Now once again we see the Prime Minister retreating to global statesman mode. The UK will shortly play host to a global summit on AI safety, and Sunak apparently plans to go big on warning about the potential dangers this new technology poses – even to the extent of floating a ‘robot tax’ to protect jobs from the threat of digital automation.
This is an interesting topic, in the abstract, although it’s a bit bleak that the best response a self-styled ‘tech bro’ like Sunak can come up with is a boilerplate effort to crush innovation with taxes. But again, it’s not the sort of thing that’s likely to be top of many voters’ minds when they enter the polling station next year.
Labour, by contrast, are zeroing in on domestic issues such as housing and the cost of living, both of which were all but entirely absent from the Prime Minister’s headline speech to the Conservative Party Conference. Sunak might be able to reel off statistics at PMQs [a format at which he performs well, at least tactically], but the Tories’ broader silence on both issues speaks volumes.
It may be that Sunak believes that his party is too divided on those issues for him to be able to make a bold case: housing splits the party deeply between its long-term future and the short-term interests of many of its MPs, whilst public spending and the size of the state are sores the Truss disaster has done little to sooth.

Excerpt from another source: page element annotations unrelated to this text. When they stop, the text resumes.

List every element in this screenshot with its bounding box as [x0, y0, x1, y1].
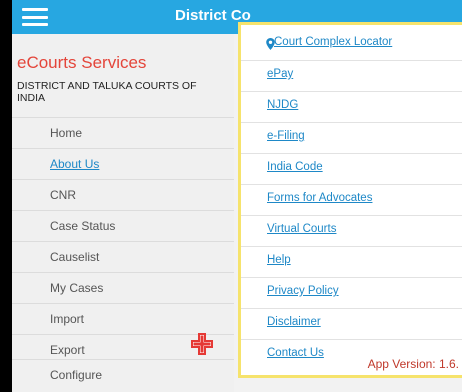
virtual-courts-link[interactable]: Virtual Courts — [267, 223, 336, 235]
nav-item-label: Configure — [50, 368, 103, 382]
link-row-virtual-courts[interactable]: Virtual Courts — [241, 215, 462, 247]
link-row-njdg[interactable]: NJDG — [241, 91, 462, 123]
brand-subtitle: DISTRICT AND TALUKA COURTS OF INDIA — [17, 80, 197, 104]
help-link[interactable]: Help — [267, 254, 291, 266]
contact-us-link[interactable]: Contact Us — [267, 347, 324, 359]
disclaimer-link[interactable]: Disclaimer — [267, 316, 321, 328]
app-screen: District Co eCourts Services DISTRICT AN… — [12, 0, 462, 392]
privacy-policy-link[interactable]: Privacy Policy — [267, 285, 339, 297]
link-row-india-code[interactable]: India Code — [241, 153, 462, 185]
epay-link[interactable]: ePay — [267, 68, 293, 80]
link-row-epay[interactable]: ePay — [241, 60, 462, 92]
brand-title: eCourts Services — [17, 53, 147, 72]
nav-item-label: Causelist — [50, 250, 100, 264]
plus-icon[interactable] — [191, 333, 213, 355]
forms-for-advocates-link[interactable]: Forms for Advocates — [267, 192, 372, 204]
e-filing-link[interactable]: e-Filing — [267, 130, 305, 142]
nav-item-import[interactable]: Import — [12, 303, 234, 334]
njdg-link[interactable]: NJDG — [267, 99, 298, 111]
drawer-header: eCourts Services DISTRICT AND TALUKA COU… — [12, 34, 234, 111]
hamburger-menu-icon[interactable] — [22, 8, 48, 26]
link-row-forms-for-advocates[interactable]: Forms for Advocates — [241, 184, 462, 216]
nav-item-causelist[interactable]: Causelist — [12, 241, 234, 272]
link-row-privacy-policy[interactable]: Privacy Policy — [241, 277, 462, 309]
nav-item-label: About Us — [50, 157, 100, 171]
nav-item-home[interactable]: Home — [12, 117, 234, 148]
nav-item-label: Import — [50, 312, 85, 326]
link-row-court-complex-locator[interactable]: Court Complex Locator — [241, 29, 462, 60]
court-complex-locator-link[interactable]: Court Complex Locator — [274, 36, 392, 48]
nav-item-configure[interactable]: Configure — [12, 359, 234, 390]
nav-item-label: CNR — [50, 188, 76, 202]
nav-item-label: Export — [50, 343, 85, 357]
nav-item-about-us[interactable]: About Us — [12, 148, 234, 179]
nav-item-label: Case Status — [50, 219, 116, 233]
india-code-link[interactable]: India Code — [267, 161, 323, 173]
app-version-text: App Version: 1.6. — [367, 357, 459, 371]
link-row-disclaimer[interactable]: Disclaimer — [241, 308, 462, 340]
nav-item-label: My Cases — [50, 281, 104, 295]
nav-item-label: Home — [50, 126, 83, 140]
nav-item-case-status[interactable]: Case Status — [12, 210, 234, 241]
link-row-e-filing[interactable]: e-Filing — [241, 122, 462, 154]
nav-item-my-cases[interactable]: My Cases — [12, 272, 234, 303]
link-row-help[interactable]: Help — [241, 246, 462, 278]
more-links-popup: Court Complex Locator ePay NJDG e-Filing… — [238, 22, 462, 378]
nav-item-cnr[interactable]: CNR — [12, 179, 234, 210]
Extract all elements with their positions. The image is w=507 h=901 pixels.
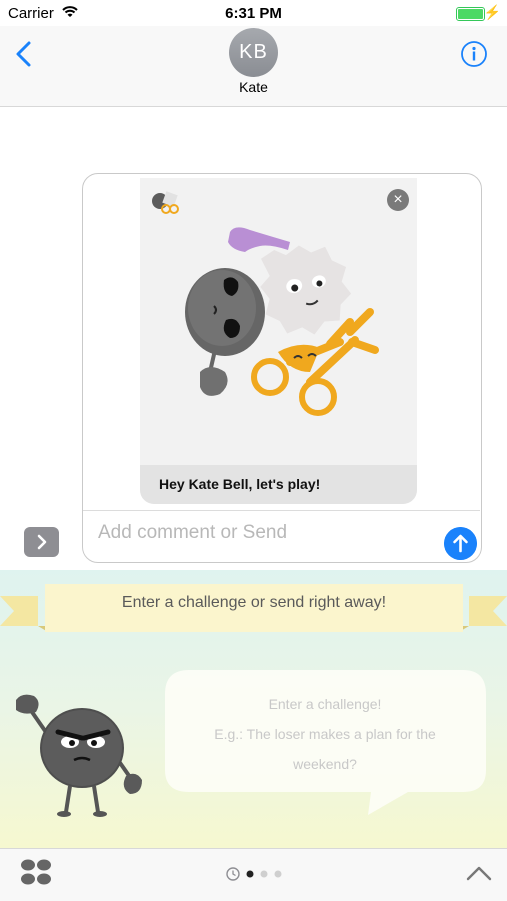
message-caption-bar: Hey Kate Bell, let's play! <box>140 465 417 504</box>
compose-divider <box>83 510 480 511</box>
nav-bar: KB Kate <box>0 26 507 107</box>
page-indicator[interactable] <box>226 866 286 882</box>
avatar-initials: KB <box>239 41 268 63</box>
battery-icon <box>456 7 485 21</box>
challenge-hint-line2: E.g.: The loser makes a plan for the <box>214 726 436 742</box>
rock-paper-scissors-illustration <box>185 227 379 416</box>
banner-text: Enter a challenge or send right away! <box>121 594 387 611</box>
contact-avatar[interactable]: KB <box>229 28 278 77</box>
app-drawer-icon[interactable] <box>20 858 52 886</box>
send-button[interactable] <box>444 527 477 560</box>
game-app-icon <box>152 191 179 214</box>
comment-input[interactable]: Add comment or Send <box>98 522 287 544</box>
back-chevron-icon[interactable] <box>14 40 32 68</box>
chevron-up-icon[interactable] <box>466 864 492 882</box>
status-time: 6:31 PM <box>225 5 282 22</box>
expand-chevron-icon <box>37 534 47 550</box>
rock-character-illustration <box>16 694 142 817</box>
challenge-hint-line3: weekend? <box>293 756 357 772</box>
info-icon[interactable] <box>460 40 488 68</box>
status-bar: Carrier 6:31 PM ⚡ <box>0 0 507 26</box>
charging-bolt-icon: ⚡ <box>483 4 501 20</box>
expand-button[interactable] <box>24 527 59 557</box>
contact-name[interactable]: Kate <box>0 79 507 95</box>
message-caption: Hey Kate Bell, let's play! <box>159 476 321 492</box>
challenge-hint: Enter a challenge! E.g.: The loser makes… <box>175 689 475 779</box>
challenge-hint-line1: Enter a challenge! <box>268 696 382 712</box>
close-icon[interactable]: × <box>387 189 409 211</box>
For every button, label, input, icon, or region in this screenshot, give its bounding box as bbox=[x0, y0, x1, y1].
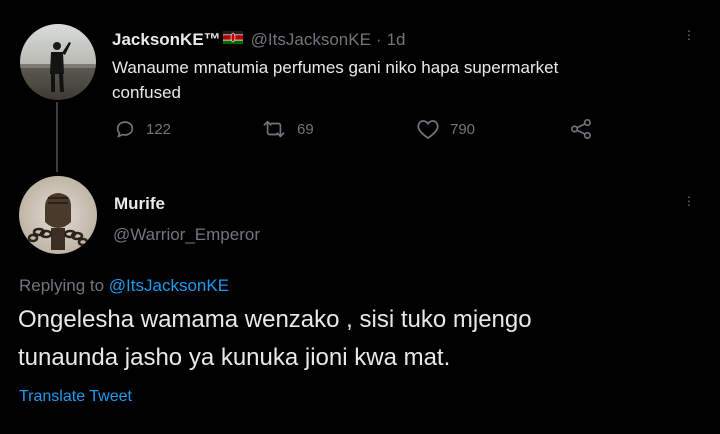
parent-tweet-text-line1: Wanaume mnatumia perfumes gani niko hapa… bbox=[112, 58, 559, 77]
like-button[interactable]: 790 bbox=[416, 118, 475, 140]
reply-text-line1: Ongelesha wamama wenzako , sisi tuko mje… bbox=[18, 306, 532, 333]
avatar-murife[interactable] bbox=[19, 176, 97, 254]
share-icon bbox=[571, 119, 591, 139]
reply-icon bbox=[116, 121, 134, 138]
separator: · bbox=[375, 30, 382, 49]
like-count: 790 bbox=[450, 120, 476, 138]
replying-to-prefix: Replying to bbox=[19, 276, 105, 295]
replying-to-handle[interactable]: @ItsJacksonKE bbox=[109, 276, 229, 295]
more-icon[interactable]: · · · bbox=[684, 189, 694, 211]
reply-text-line2: tunaunda jasho ya kunuka jioni kwa mat. bbox=[18, 344, 451, 371]
parent-tweet-text-line2: confused bbox=[112, 83, 181, 102]
reply-button[interactable]: 122 bbox=[114, 118, 171, 140]
reply-author-name[interactable]: Murife bbox=[114, 194, 165, 214]
kenya-flag-icon bbox=[222, 31, 243, 49]
author-name[interactable]: JacksonKE™ bbox=[112, 30, 221, 50]
reply-count: 122 bbox=[146, 120, 172, 138]
timestamp[interactable]: 1d bbox=[387, 30, 406, 50]
thread-connector bbox=[56, 102, 58, 172]
parent-tweet-header: JacksonKE™ @ItsJacksonKE · 1d bbox=[112, 30, 406, 50]
avatar-jacksonke[interactable] bbox=[20, 24, 96, 100]
replying-to: Replying to @ItsJacksonKE bbox=[19, 276, 229, 296]
author-handle[interactable]: @ItsJacksonKE bbox=[251, 30, 371, 50]
retweet-icon bbox=[263, 120, 285, 138]
retweet-button[interactable]: 69 bbox=[261, 118, 314, 140]
retweet-count: 69 bbox=[297, 120, 314, 138]
more-icon[interactable]: · · · bbox=[684, 23, 694, 45]
share-button[interactable] bbox=[568, 118, 604, 140]
heart-icon bbox=[417, 120, 439, 140]
reply-author-handle[interactable]: @Warrior_Emperor bbox=[113, 225, 260, 245]
translate-tweet-link[interactable]: Translate Tweet bbox=[19, 388, 132, 406]
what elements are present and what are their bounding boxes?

But it may also be that the Prime Minister simply doesn’t have a grand vision for Britain. One thing I’ve noted since he became leader is that, unlike his predecessors, I genuinely couldn’t tell you what dramatic changes would happen if you handed Sunak a magic lamp and three wishes. The policies on which he based his first leadership bid were easily cast aside for his second one.
To some extent, that’s understandable. He came to power in almost uniquely unpropitious circumstances, having to ‘steady the ship’ after Liz Truss and then grapple with the fallout from the war in Ukraine and global price shocks. Most prime ministers are at the apex of their power when they first pass the door of Number Ten; that was not true for Sunak.
However, that does mean that when Downing Street tries to get us excited about what the UK could achieve with one more year of Rishi, the year we’ve already had gives us little to go on. He has, to date, governed extremely timidly.
And whatever the reason for his timidity, it bodes ill for a party which is currently on course for an historic defeat at the next election. There is little good in steady-as-she-goes when your trajectory is as bad as is the Conservatives’ at present.